Christopher Nolan has dismissed prerelease criticism of The Odyssey as “irrelevant,” arguing that people debating the film’s casting, dialogue and design have yet to see the finished work. The director made the comments days before Universal Pictures releases the adaptation of Homer’s epic worldwide on 17 July.
The online debate has focused on several creative decisions. Critics have questioned Lupita Nyong’o’s casting as Helen of Troy, the use of American accents and modern English, and armour that some viewers considered too contemporary. False speculation also circulated that Elliot Page would play Achilles. Page instead plays the Greek warrior Sinon.
Nolan Draws on His Batman Experience
“These conversations that happen before people see the film — they’re always irrelevant, because no one having them knows what the film actually is yet,” Nolan told The Telegraph, according to The Hollywood Reporter.
Nolan compared the reaction with the scrutiny he encountered while making his Dark Knight trilogy. He said writers and artists had worked on Batman for decades before he took control of the character, creating strong expectations about what a new interpretation should look like.
“What you have to do is honour the original text by interpreting it in the strongest way you personally can,” Nolan said. He added that his responsibility was to make the best and most sincere version possible, even if another filmmaker would approach the material differently.
The director recalled similar doubts when Heath Ledger was cast as the Joker in The Dark Knight. Ledger’s performance later earned him a posthumous Academy Award for supporting actor.
Why the Film Uses Modern Language
Nolan has also explained why the characters speak in contemporary English. In a Channel 4 News interview with Tom Holland, he said modern audiences often approach the ancient world through assumptions created by earlier historical films.
“When you go to the poem, what you find is something that’s really earthy, grounded and accessible,” Nolan said. He wanted the actors to build a world that felt fresh, credible and emotionally direct rather than relying on elevated speech simply because the story is ancient.

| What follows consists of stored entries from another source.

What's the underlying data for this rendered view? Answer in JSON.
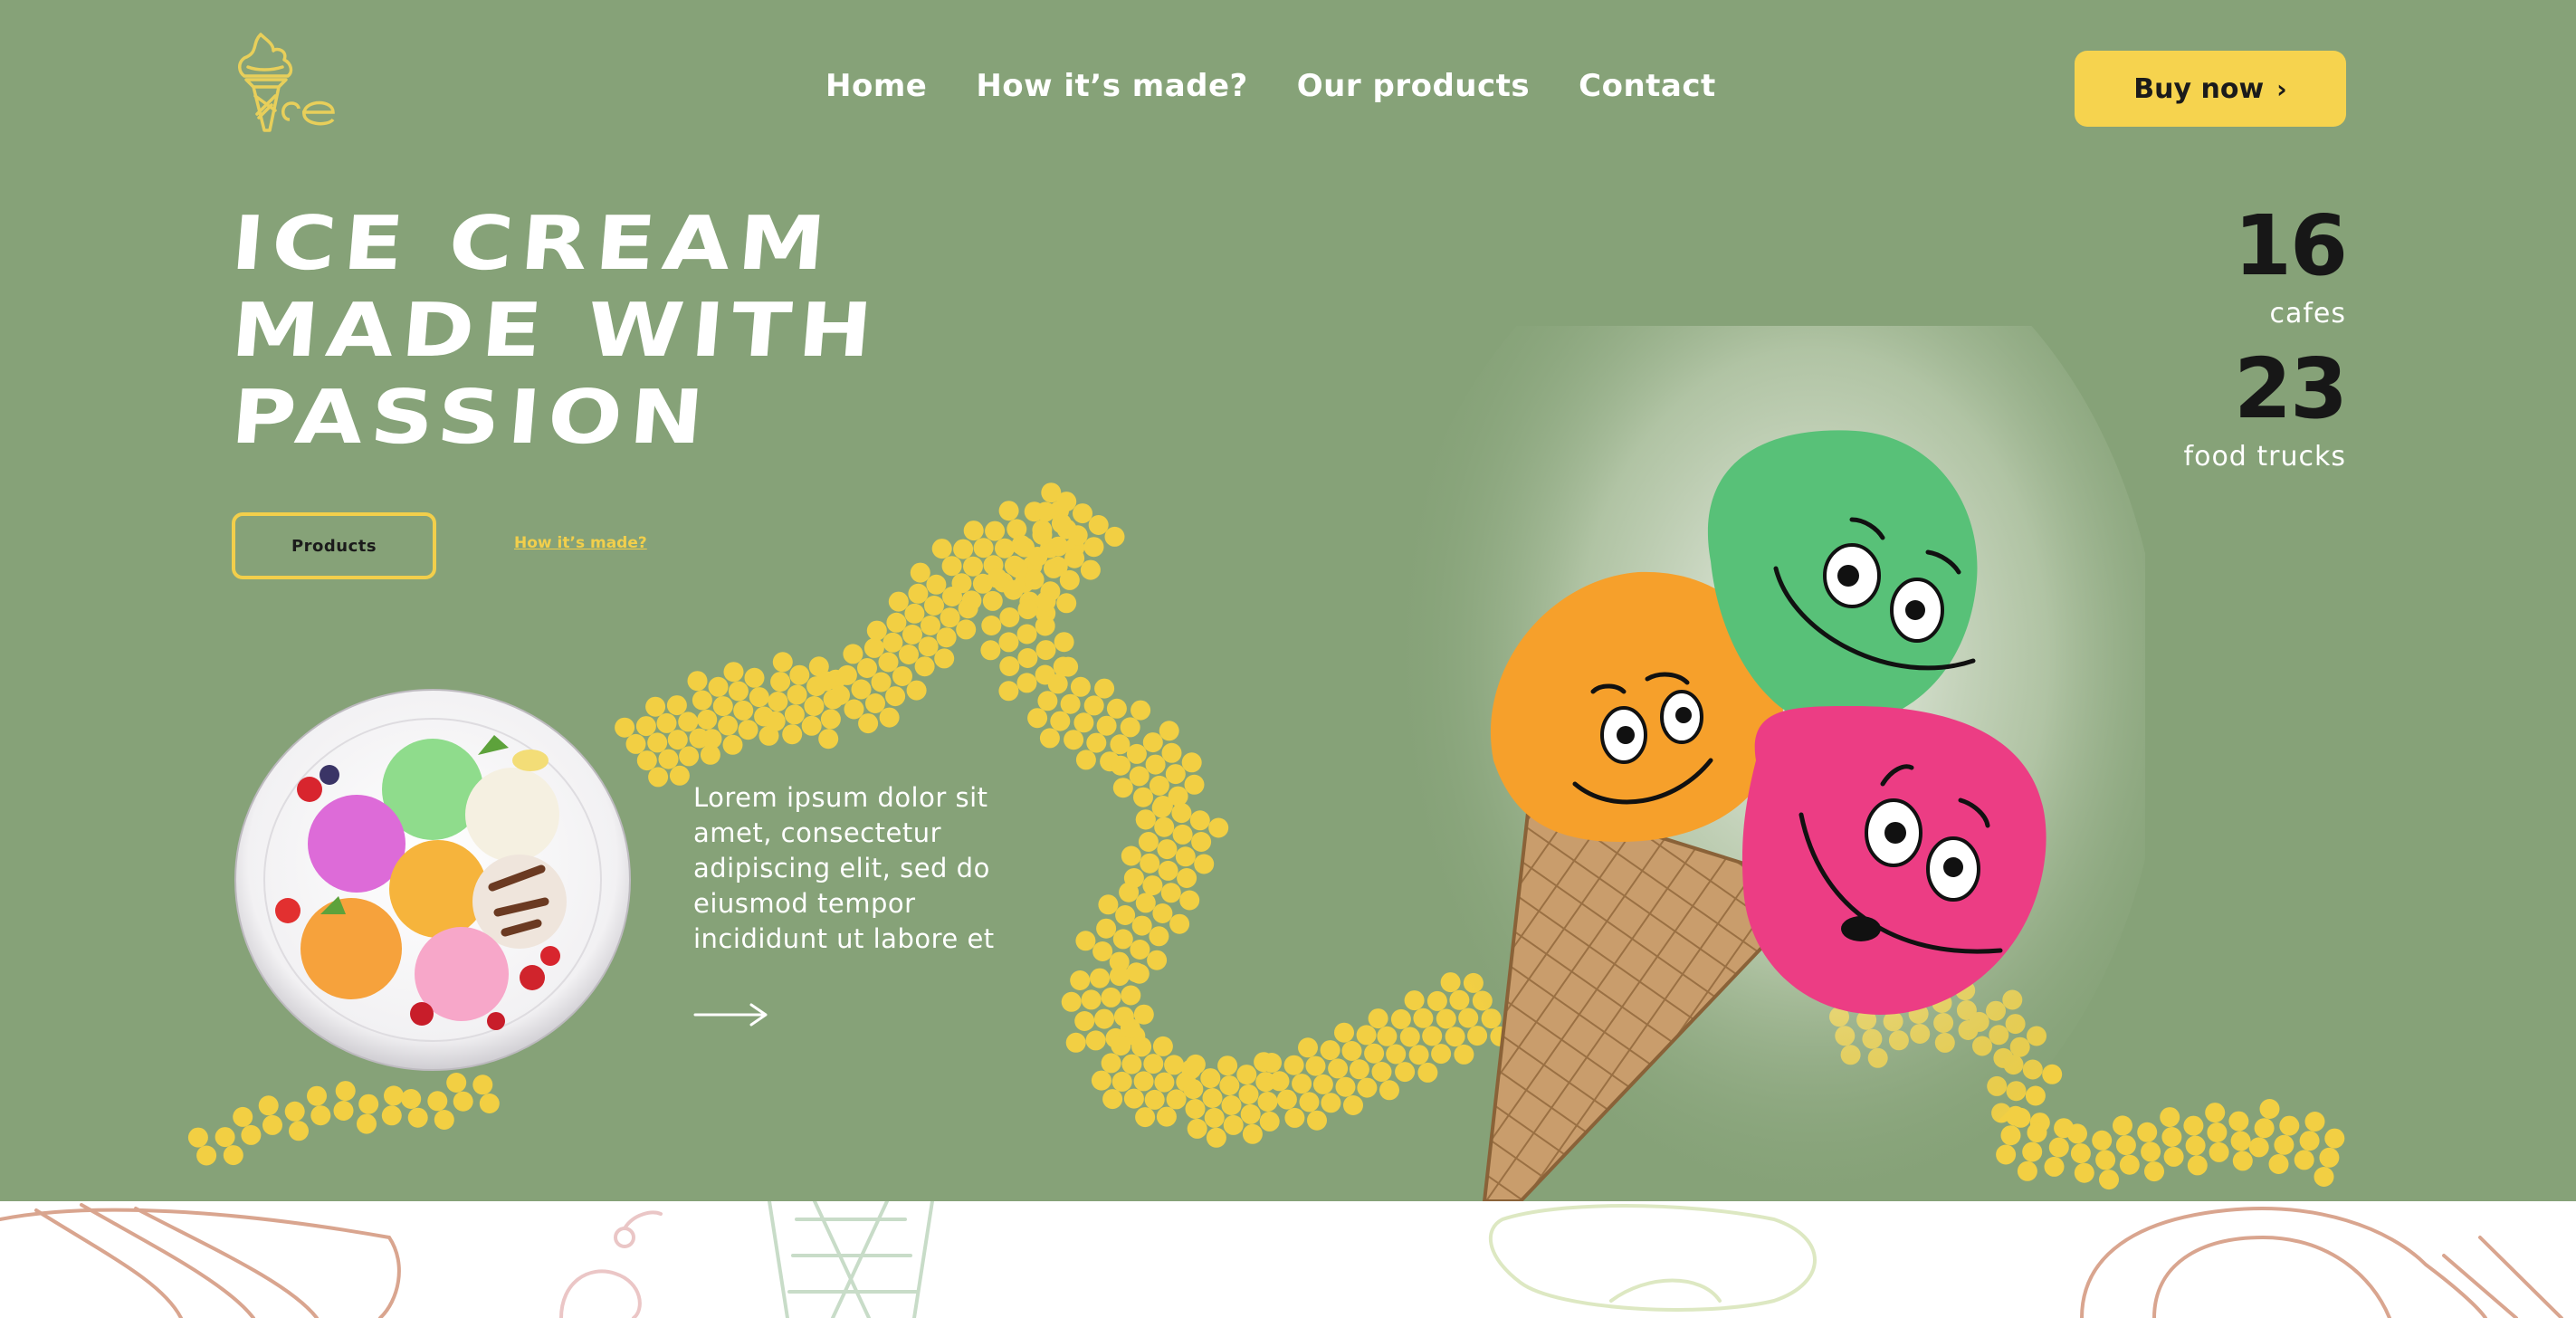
{
  "brand": {
    "logo_text": "ice",
    "logo_color": "#e8cf5a"
  },
  "nav": {
    "items": [
      {
        "label": "Home"
      },
      {
        "label": "How it’s made?"
      },
      {
        "label": "Our products"
      },
      {
        "label": "Contact"
      }
    ]
  },
  "cta": {
    "buy_label": "Buy now",
    "buy_icon": "chevron-right-icon"
  },
  "hero": {
    "headline_lines": [
      "ICE CREAM",
      "MADE WITH",
      "PASSION"
    ],
    "products_button": "Products",
    "how_link": "How it’s made?",
    "body_lines": [
      "Lorem ipsum dolor sit",
      "amet, consectetur",
      "adipiscing elit, sed do",
      "eiusmod tempor",
      "incididunt ut labore et"
    ],
    "arrow_icon": "arrow-right-icon"
  },
  "stats": [
    {
      "value": "16",
      "label": "cafes"
    },
    {
      "value": "23",
      "label": "food trucks"
    }
  ],
  "colors": {
    "background": "#86a278",
    "accent": "#f6d34e",
    "dots": "#f2cf43",
    "text_light": "#ffffff",
    "text_dark": "#171717",
    "strip_sketch": "#d9a58f"
  }
}
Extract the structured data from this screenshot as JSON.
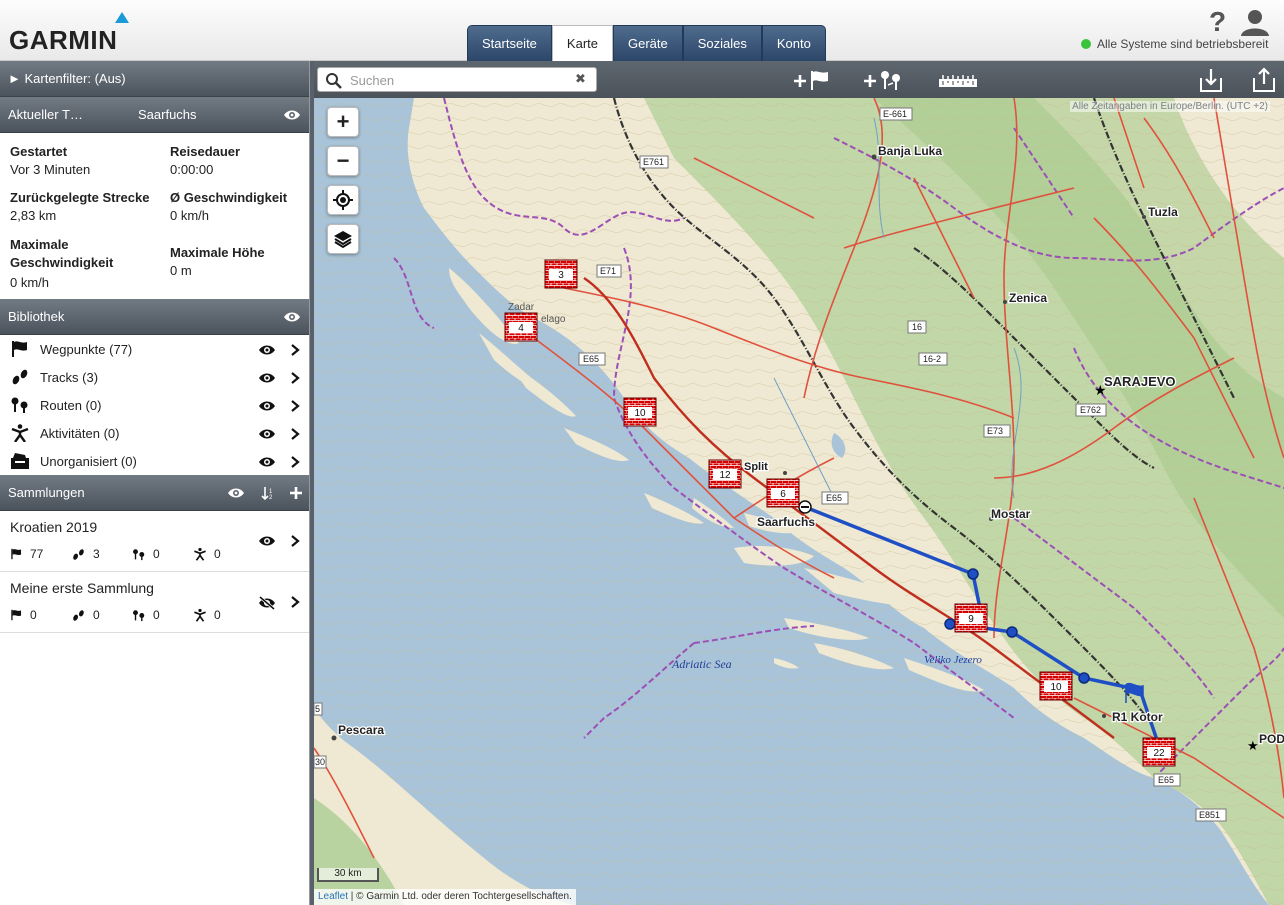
{
  "brand": {
    "logo_text": "GARMIN"
  },
  "nav": {
    "tabs": [
      {
        "label": "Startseite",
        "active": false
      },
      {
        "label": "Karte",
        "active": true
      },
      {
        "label": "Geräte",
        "active": false
      },
      {
        "label": "Soziales",
        "active": false
      },
      {
        "label": "Konto",
        "active": false
      }
    ]
  },
  "status": {
    "text": "Alle Systeme sind betriebsbereit",
    "color": "#3cc33c"
  },
  "help": {
    "glyph": "?"
  },
  "filter": {
    "label": "► Kartenfilter: (Aus)"
  },
  "current_track": {
    "title": "Aktueller T…",
    "name": "Saarfuchs",
    "stats": {
      "started_label": "Gestartet",
      "started_value": "Vor 3 Minuten",
      "duration_label": "Reisedauer",
      "duration_value": "0:00:00",
      "distance_label": "Zurückgelegte Strecke",
      "distance_value": "2,83 km",
      "avg_speed_label": "Ø Geschwindigkeit",
      "avg_speed_value": "0 km/h",
      "max_speed_label": "Maximale Geschwindigkeit",
      "max_speed_value": "0 km/h",
      "max_alt_label": "Maximale Höhe",
      "max_alt_value": "0 m"
    }
  },
  "library": {
    "title": "Bibliothek",
    "items": [
      {
        "label": "Wegpunkte (77)",
        "icon": "flag-icon"
      },
      {
        "label": "Tracks (3)",
        "icon": "footprints-icon"
      },
      {
        "label": "Routen (0)",
        "icon": "route-pins-icon"
      },
      {
        "label": "Aktivitäten (0)",
        "icon": "person-icon"
      },
      {
        "label": "Unorganisiert (0)",
        "icon": "folder-icon"
      }
    ]
  },
  "collections": {
    "title": "Sammlungen",
    "items": [
      {
        "name": "Kroatien 2019",
        "waypoints": "77",
        "tracks": "3",
        "routes": "0",
        "activities": "0",
        "visible": true
      },
      {
        "name": "Meine erste Sammlung",
        "waypoints": "0",
        "tracks": "0",
        "routes": "0",
        "activities": "0",
        "visible": false
      }
    ]
  },
  "search": {
    "placeholder": "Suchen",
    "clear_glyph": "✖"
  },
  "map": {
    "timezone_note": "Alle Zeitangaben in Europe/Berlin. (UTC +2)",
    "scale_label": "30 km",
    "attribution_link": "Leaflet",
    "attribution_text": " | © Garmin Ltd. oder deren Tochtergesellschaften.",
    "zoom_in": "+",
    "zoom_out": "−",
    "sea_label": "Adriatic Sea",
    "lake_label": "Veliko Jezero",
    "places": {
      "banja_luka": "Banja Luka",
      "tuzla": "Tuzla",
      "zenica": "Zenica",
      "sarajevo": "SARAJEVO",
      "mostar": "Mostar",
      "zadar": "Zadar",
      "zadar_sub": "elago",
      "split": "Split",
      "saarfuchs": "Saarfuchs",
      "pescara": "Pescara",
      "kotor": "R1 Kotor",
      "pod": "POD"
    },
    "roads": {
      "e661": "E-661",
      "e761": "E761",
      "e71": "E71",
      "r16": "16",
      "r16_2": "16-2",
      "e65a": "E65",
      "e762": "E762",
      "e73": "E73",
      "e65b": "E65",
      "e65c": "E65",
      "e851": "E851",
      "r5": "5",
      "r30": "30"
    },
    "clusters": [
      {
        "count": "3"
      },
      {
        "count": "4"
      },
      {
        "count": "10"
      },
      {
        "count": "12"
      },
      {
        "count": "6"
      },
      {
        "count": "9"
      },
      {
        "count": "10"
      },
      {
        "count": "22"
      }
    ],
    "colors": {
      "sea": "#a9c4d8",
      "land": "#efe8d2",
      "forest": "#b9d3a0",
      "route": "#1f4fc4",
      "road": "#e0523d",
      "border": "#9c4fb5"
    }
  }
}
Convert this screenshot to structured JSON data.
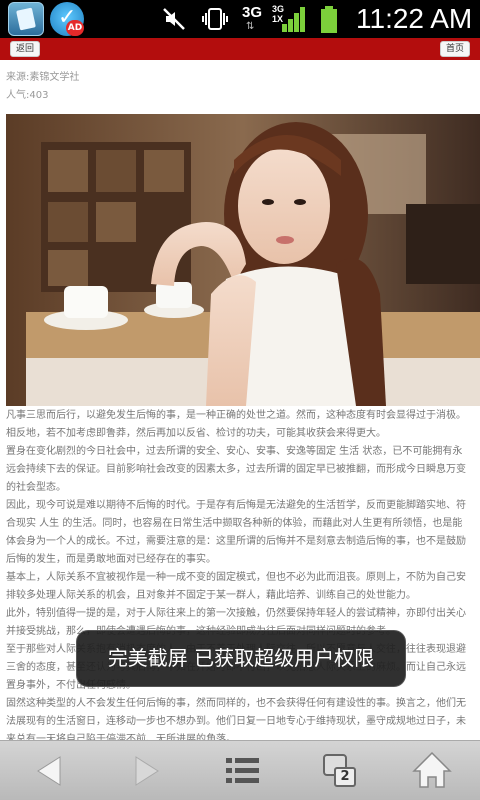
{
  "status_bar": {
    "time": "11:22 AM",
    "network": "3G",
    "signal_label": "3G\n1X",
    "badge": "AD",
    "icons": [
      "app-icon",
      "security-app-icon",
      "mute-icon",
      "vibrate-icon",
      "network-3g-icon",
      "signal-icon",
      "battery-icon"
    ]
  },
  "nav": {
    "back_label": "返回",
    "home_label": "首页"
  },
  "meta": {
    "source": "来源:素锦文学社",
    "views": "人气:403"
  },
  "article": {
    "paragraphs": [
      "凡事三思而后行，以避免发生后悔的事，是一种正确的处世之道。然而，这种态度有时会显得过于消极。相反地，若不加考虑即鲁莽，然后再加以反省、检讨的功夫，可能其收获会来得更大。",
      "置身在变化剧烈的今日社会中，过去所谓的安全、安心、安事、安逸等固定 生活 状态，已不可能拥有永远会持续下去的保证。目前影响社会改变的因素太多，过去所谓的固定早已被推翻，而形成今日瞬息万变的社会型态。",
      "因此，现今可说是难以期待不后悔的时代。于是存有后悔是无法避免的生活哲学，反而更能脚踏实地、符合现实 人生 的生活。同时，也容易在日常生活中撷取各种新的体验，而藉此对人生更有所领悟，也是能体会身为一个人的成长。不过，需要注意的是：这里所谓的后悔并不是刻意去制造后悔的事，也不是鼓励后悔的发生，而是勇敢地面对已经存在的事实。",
      "基本上，人际关系不宜被视作是一种一成不变的固定模式，但也不必为此而沮丧。原则上，不防为自己安排较多处理人际关系的机会，且对象并不固定于某一群人，藉此培养、训练自己的处世能力。",
      "此外，特别值得一提的是，对于人际往来上的第一次接触，仍然要保持年轻人的尝试精神，亦即付出关心并接受挑战，那么，即使会遭遇后悔的事，这种经验即成为往后面对同样问题时的参考。",
      "至于那些对人际关系抱有消极态度的人，由于不善于处理人际交往，所以不愿意与人交往，往往表现退避三舍的态度，甚至还认为与其后悔，不如在开始时即不付出，以免招惹人际关系上的麻烦。而让自己永远置身事外，不付出任何感情。",
      "固然这种类型的人不会发生任何后悔的事，然而同样的，也不会获得任何有建设性的事。换言之，他们无法展现有的生活窗日，连移动一步也不想办到。他们日复一日地专心于维持现状，墨守成规地过日子，未来总有一天将自己陷于停滞不前、无所进展的角落。"
    ]
  },
  "toast": {
    "message": "完美截屏 已获取超级用户权限"
  },
  "bottom_bar": {
    "tab_count": "2",
    "icons": [
      "back-arrow-icon",
      "forward-arrow-icon",
      "menu-icon",
      "tabs-icon",
      "home-icon"
    ]
  },
  "colors": {
    "nav_red": "#b30d0d",
    "status_bar": "#000000",
    "article_text": "#777777",
    "meta_text": "#999999",
    "bottom_bar": "#c8c8c8",
    "toast_bg": "#202020"
  }
}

That approach extended across the production. The Associated Press reported that the 91-day shoot covered six countries and finished nine days ahead of schedule. The production used real ships and locations while combining practical methods, animatronics, puppetry and computer-generated effects for its mythical creatures.
A Large-Scale Journey Home
Matt Damon plays Odysseus, the king attempting to return to Ithaca after the Trojan War. Anne Hathaway plays his wife, Penelope, while Holland plays their son, Telemachus. The cast also includes Zendaya as Athena, Charlize Theron as Calypso, Robert Pattinson as Antinous and Nyong’o as Helen and her twin sister.
The film is the first feature shot entirely on IMAX film. Nolan told AP that he considered Homer’s work “the ultimate adventure story,” but said the spectacle still needed emotionally accessible characters to carry viewers through the journey.
The official Universal Pictures trailer presents the film as a mythic action epic centred on Odysseus’ determination to return to his wife and son. Nolan’s response to the controversy is equally direct: audiences should judge his interpretation after seeing it, rather than treating prerelease debate as a verdict on the film itself.